La réalité invisible
En plus de s’annoncer sous la forme drolatique d’un rébus westernien (l’allusion à Sergio Leone ajoutée à la version originale du titre Öndög, « L’œuf » en langue mongole), le film situe son action dans les étendues froides et venteuses de la steppe de la Mongolie-Extérieure. Là, au milieu de la nuit et de nulle part, un véhicule de patrouille découvre le cadavre d’une femme nue. Le lendemain, et dans l’attente de l’enquête, la scène de crime est placée sous la surveillance d’une jeune recrue, qu’une bergère, seule âme qui vive alentour, est sommée de protéger contre la présence nocturne d’une louve affamée. La paysanne, elle-même en appétit (d’étreintes !), profite de la nuit pour initier le flic à la séduction avant de s’en retourner garder ses moutons, bientôt porteuse de l’œuf de leur union fugace…
Ici, sans doute plus qu’ailleurs, la réalité semble se dissoudre dans l’immensité quasi immatérielle des espaces remplis d’herbe, de vent et de ciel. Un policier, dans la scène liminaire, prévient. Dissertant sur les qualités du bon chasseur, le limier philosophe affirme que celui-là doit savoir se fier à son instinct davantage qu’à son œil, coupable de ne pas toujours discerner la réalité – la perception du monde n’étant jamais, au fond, que la somme de nos incertitudes…

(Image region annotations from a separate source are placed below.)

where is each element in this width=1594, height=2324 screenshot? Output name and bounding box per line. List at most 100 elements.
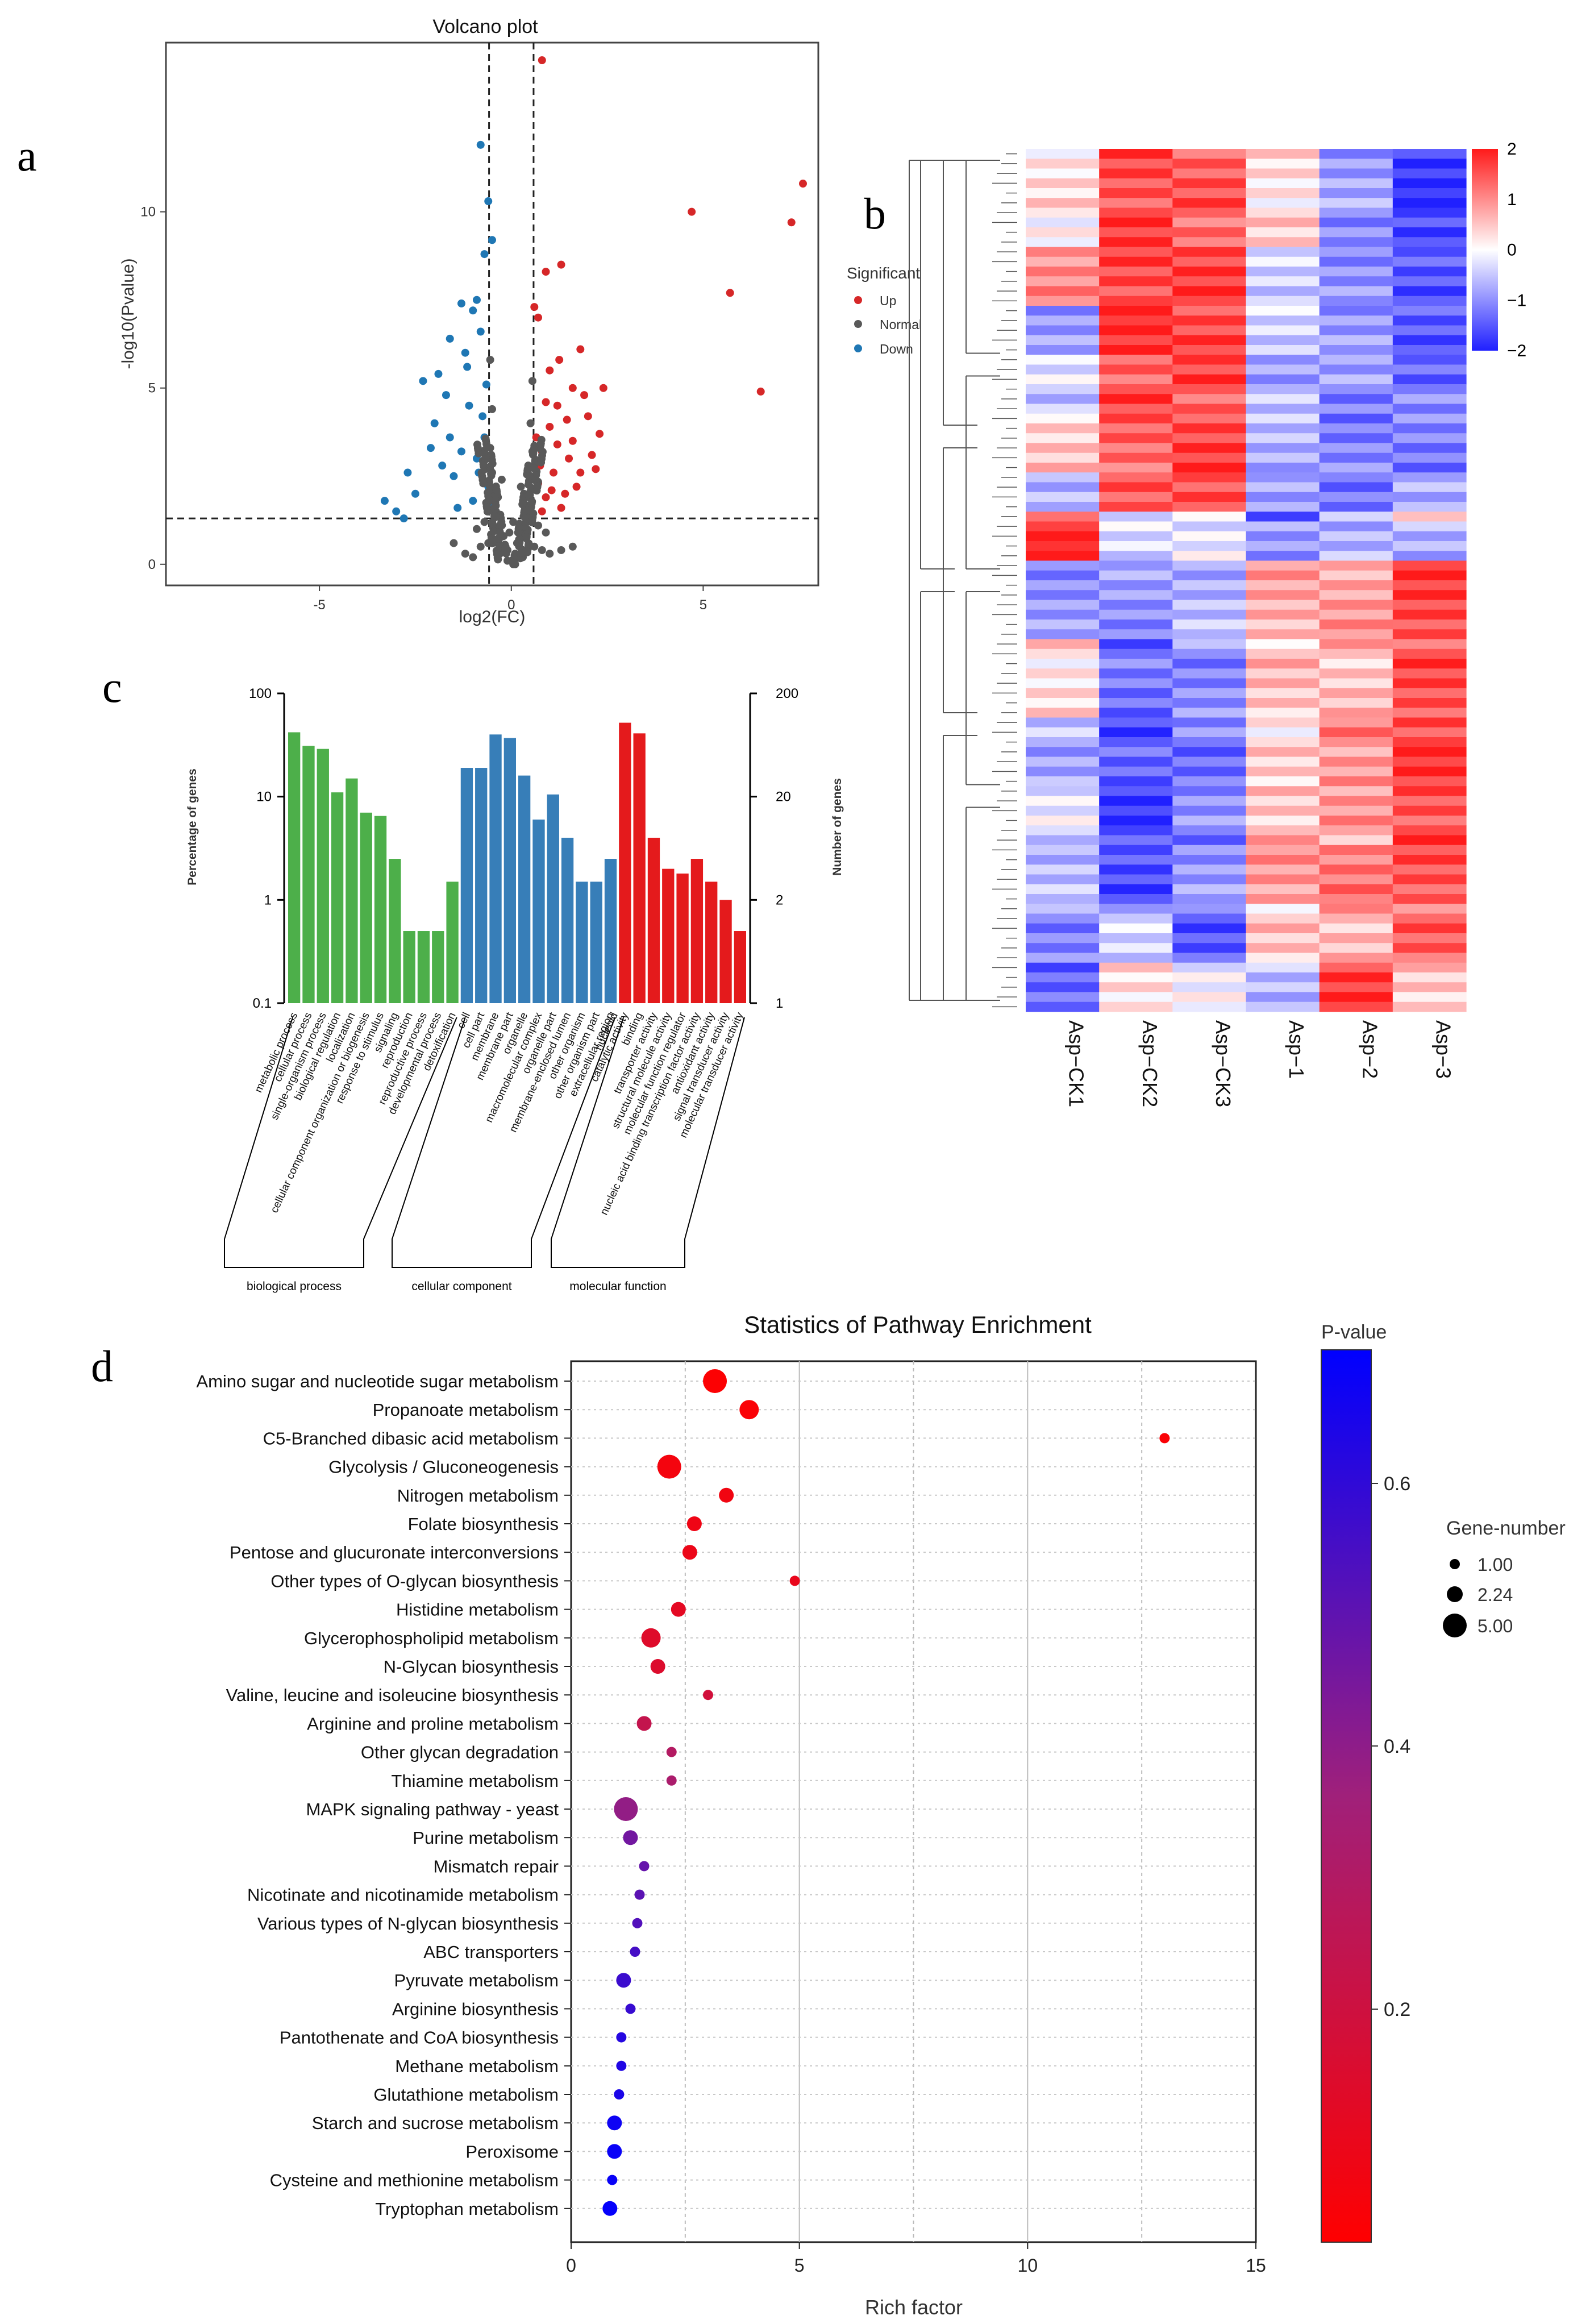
heatmap-cell bbox=[1319, 217, 1393, 228]
heatmap-cell bbox=[1392, 688, 1467, 699]
heatmap-cell bbox=[1392, 580, 1467, 591]
volcano-point-down bbox=[465, 401, 473, 410]
heatmap-cell bbox=[1319, 796, 1393, 806]
volcano-point-up bbox=[568, 384, 577, 392]
heatmap-cell bbox=[1319, 864, 1393, 875]
heatmap-cell bbox=[1172, 972, 1247, 983]
heatmap-cell bbox=[1392, 894, 1467, 904]
volcano-plot: Volcano plot -5 0 5 0 5 10 log2(FC) -log10(Pv… bbox=[119, 16, 922, 626]
heatmap-cell bbox=[1172, 1001, 1247, 1012]
heatmap-cell bbox=[1172, 452, 1247, 463]
heatmap-cell bbox=[1319, 443, 1393, 454]
volcano-point-normal bbox=[488, 537, 496, 546]
heatmap-cell bbox=[1172, 962, 1247, 973]
volcano-point-normal bbox=[479, 479, 488, 488]
heatmap-cell bbox=[1392, 708, 1467, 718]
heatmap-colorbar-tick: 0 bbox=[1507, 241, 1517, 260]
go-bar bbox=[719, 900, 732, 1003]
heatmap-cell bbox=[1246, 747, 1320, 758]
volcano-point-up bbox=[592, 465, 600, 473]
heatmap-cell bbox=[1099, 355, 1173, 365]
heatmap-cell bbox=[1099, 796, 1173, 806]
volcano-point-up bbox=[798, 180, 807, 188]
volcano-xtick-label: -5 bbox=[313, 597, 325, 613]
heatmap-cell bbox=[1319, 374, 1393, 385]
heatmap-cell bbox=[1172, 227, 1247, 238]
heatmap-cell bbox=[1319, 364, 1393, 375]
volcano-point-normal bbox=[515, 523, 523, 531]
heatmap-cell bbox=[1172, 580, 1247, 591]
heatmap-cell bbox=[1172, 560, 1247, 571]
heatmap-cell bbox=[1246, 159, 1320, 169]
heatmap-cell bbox=[1392, 923, 1467, 934]
heatmap-cell bbox=[1172, 786, 1247, 797]
heatmap-cell bbox=[1319, 168, 1393, 179]
heatmap-cell bbox=[1026, 276, 1100, 287]
volcano-point-up bbox=[530, 303, 539, 311]
kegg-dot-plot: Statistics of Pathway Enrichment Amino s… bbox=[196, 1311, 1565, 2319]
heatmap-cell bbox=[1319, 737, 1393, 747]
kegg-pathway-label: Cysteine and methionine metabolism bbox=[270, 2171, 559, 2190]
volcano-point-down bbox=[446, 334, 454, 343]
heatmap-cell bbox=[1319, 355, 1393, 365]
volcano-point-normal bbox=[568, 542, 577, 551]
kegg-point bbox=[632, 1918, 643, 1928]
volcano-point-normal bbox=[517, 483, 525, 491]
go-bar bbox=[302, 746, 315, 1003]
heatmap-cell bbox=[1319, 874, 1393, 885]
heatmap-cell bbox=[1172, 620, 1247, 630]
heatmap-cell bbox=[1392, 463, 1467, 473]
heatmap-cell bbox=[1319, 766, 1393, 777]
heatmap-cell bbox=[1099, 364, 1173, 375]
heatmap-cell bbox=[1172, 992, 1247, 1003]
heatmap-cell bbox=[1319, 629, 1393, 640]
heatmap-column-label: Asp−CK3 bbox=[1212, 1020, 1235, 1107]
panel-label-c: c bbox=[102, 662, 122, 712]
volcano-point-normal bbox=[526, 419, 535, 427]
heatmap-cell bbox=[1172, 747, 1247, 758]
heatmap-column-label: Asp−1 bbox=[1285, 1020, 1308, 1079]
heatmap-cell bbox=[1172, 717, 1247, 728]
volcano-point-down bbox=[469, 306, 477, 315]
heatmap-cell bbox=[1319, 178, 1393, 189]
kegg-pathway-label: N-Glycan biosynthesis bbox=[384, 1657, 559, 1677]
volcano-point-down bbox=[403, 468, 412, 477]
volcano-point-normal bbox=[521, 522, 530, 531]
kegg-pathway-label: Starch and sucrose metabolism bbox=[312, 2113, 559, 2133]
kegg-point bbox=[719, 1487, 734, 1503]
heatmap-cell bbox=[1099, 463, 1173, 473]
volcano-point-up bbox=[726, 289, 734, 297]
volcano-point-up bbox=[572, 483, 581, 491]
go-bar bbox=[532, 819, 545, 1003]
kegg-point bbox=[614, 1797, 638, 1821]
heatmap-cell bbox=[1246, 413, 1320, 424]
volcano-point-normal bbox=[469, 553, 477, 562]
heatmap-cell bbox=[1246, 512, 1320, 522]
kegg-point bbox=[607, 2144, 622, 2159]
volcano-point-normal bbox=[529, 448, 538, 457]
heatmap-cell bbox=[1026, 482, 1100, 493]
heatmap-cell bbox=[1172, 335, 1247, 346]
heatmap-cell bbox=[1099, 639, 1173, 650]
heatmap-cell bbox=[1026, 580, 1100, 591]
heatmap-cell bbox=[1246, 207, 1320, 218]
volcano-point-normal bbox=[472, 525, 481, 533]
volcano-point-up bbox=[576, 345, 585, 354]
heatmap-cell bbox=[1246, 394, 1320, 405]
heatmap-cell bbox=[1172, 237, 1247, 248]
heatmap-cell bbox=[1319, 884, 1393, 895]
heatmap-cell bbox=[1392, 845, 1467, 855]
heatmap-cell bbox=[1026, 659, 1100, 669]
heatmap-cell bbox=[1246, 325, 1320, 336]
heatmap-cell bbox=[1026, 452, 1100, 463]
volcano-point-normal bbox=[515, 542, 523, 551]
heatmap-chart: 2 1 0 −1 −2 Asp−CK1 Asp−CK2 Asp−CK3 Asp−1 Asp−2 A… bbox=[909, 140, 1526, 1107]
heatmap-cell bbox=[1026, 463, 1100, 473]
heatmap-cell bbox=[1172, 364, 1247, 375]
heatmap-cell bbox=[1172, 345, 1247, 355]
heatmap-cell bbox=[1392, 394, 1467, 405]
volcano-point-normal bbox=[536, 439, 545, 448]
volcano-point-normal bbox=[509, 558, 518, 567]
heatmap-cell bbox=[1026, 560, 1100, 571]
heatmap-cell bbox=[1026, 364, 1100, 375]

Or, que voit-on ici ? Une comédie de mœurs, un polar rural, un western métaphysique, un conte naturaliste, une fiction anthropologique plongeant ses racines dans les temps antédiluviens des dinosaures dont les habitants de la steppe mongole seraient les lointains descendants, si l’on en croit le récit de l’ex-compagnon de la bergère ?
Immensité désertique
C’est peu dire que la tension dramatique de La Femme des steppes, le Flic et l’Œuf tire sa force de la géographie des lieux. L’espace désertique est ici le décor d’un théâtre éternel où les êtres, figés dans des gestes ancestraux, vivent des histoires si simples qu’elles sont des fables ou des légendes. Si les distances ralentissent le temps, elles rapetissent aussi les individus qui doivent savoir se défendre et tenir leur place. L’endroit est hostile ; il invite à la prudence et à l’humilité. Il impose aux hommes leurs mouvements et leurs rythmes, et à la mise en scène sa lumière, ses couleurs, ses images, cadrées aux dimensions mythiques du Cinémascope.

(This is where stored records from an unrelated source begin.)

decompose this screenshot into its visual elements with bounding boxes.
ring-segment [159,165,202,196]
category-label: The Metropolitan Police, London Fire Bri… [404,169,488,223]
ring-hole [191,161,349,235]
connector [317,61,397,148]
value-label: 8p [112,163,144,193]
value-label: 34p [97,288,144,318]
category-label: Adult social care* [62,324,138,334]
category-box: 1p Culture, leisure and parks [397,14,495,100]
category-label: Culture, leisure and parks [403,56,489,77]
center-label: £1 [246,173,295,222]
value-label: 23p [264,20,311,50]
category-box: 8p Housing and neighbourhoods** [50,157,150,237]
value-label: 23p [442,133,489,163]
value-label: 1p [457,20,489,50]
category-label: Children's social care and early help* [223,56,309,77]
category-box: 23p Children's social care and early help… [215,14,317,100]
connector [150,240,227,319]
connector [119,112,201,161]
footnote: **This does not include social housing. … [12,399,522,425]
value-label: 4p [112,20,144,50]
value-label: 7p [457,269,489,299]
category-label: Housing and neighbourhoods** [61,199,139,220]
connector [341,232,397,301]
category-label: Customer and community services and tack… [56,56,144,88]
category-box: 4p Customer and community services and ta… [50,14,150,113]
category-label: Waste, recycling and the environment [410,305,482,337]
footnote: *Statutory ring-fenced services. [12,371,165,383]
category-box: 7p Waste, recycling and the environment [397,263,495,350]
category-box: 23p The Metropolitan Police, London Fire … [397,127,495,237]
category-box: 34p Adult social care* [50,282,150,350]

Là, dans le vide infini du temps et de l’espace, les êtres ressemblent à de petites choses graphiques suspendues au fil de l’horizon, des points d’interrogation posés à eux-mêmes et à leur présence dans le paysage. L’absurde le dispute à la poésie, le lyrique au comique. Tous, dans ce coin perdu comme partout ailleurs dans le vaste monde, attendent ou cherchent quelqu’un ou quelque chose. Les policiers leur coupable, l’apprenti flic une romance, la jeune bergère sans enfant (que d’aucuns surnomment par dérision le « dinosaure ») son œuf, son ancien amant le retour de son amour.
Policiers incompétents
Tout, dans ce grand territoire dépouillé, résonne d’une étrange façon, et trahit la situation tragi-comique de chacun, l’importance dérisoire de leur quête, l’insignifiance de leurs petites histoires. Pris au piège de la géographie sans limites où rien ne bouge ou presque, nul ne semble pouvoir échapper à sa destinée. À commencer par le meurtrier, que les plis du scénario et le hors-champ des images rendent aux mains des policiers dont l’incompétence peine à disparaître derrière l’usage prétentieux de leurs outils technologiques. Derrière une gesticulation que les mouvements panoramiques de la caméra, créateurs de l’espace burlesque, opposent malicieusement à la tranquille bergère venue, à dos de chameau, sécuriser la zone de leurs recherches. Bien qu’armés de talkies-walkies, les « cops » peinent à démarrer l’enquête. La faute à un quatre-quatre récalcitrant, poussant bientôt le chef des pieds nickelés à confesser son soulagement à l’idée de sa prochaine retraite « après quarante ans à ne rien faire ». Cependant que le médecin légiste attend que le corps de la défunte dégèle afin de pratiquer son autopsie…
Femme libre
La satire policière constitue une formidable chambre d’écho au récit poétique de la bergère. Les seuls sommets, ici, sont ceux atteints par le ridicule des policiers, en opposition frappante avec la placidité affichée par la jeune femme (Dulamjav Enkhtaivan, formidable actrice non-professionnelle). Juchée entre les bosses de son chameau ou sur un cheval prélevé sur la steppe, celle-ci sait où elle va. Où elle vit. Qui elle est. Une simple femme au regard profond, qui a appris à regarder l’existence à bonne distance. À en accepter la monotonie et ses surprises, la vie comme la mort – les cycles du temps, par ailleurs symbolisés par deux fortes scènes : la mise à mort rituelle d’un mouton (sans une goutte de sang versée) et le vêlage nocturne d’une vache. Portant un œil sage sur la mort, la bergère conduit son troupeau comme sa vie. Librement, comme lorsqu’elle conçoit son enfant ou refait l’amour avec son ex-amant…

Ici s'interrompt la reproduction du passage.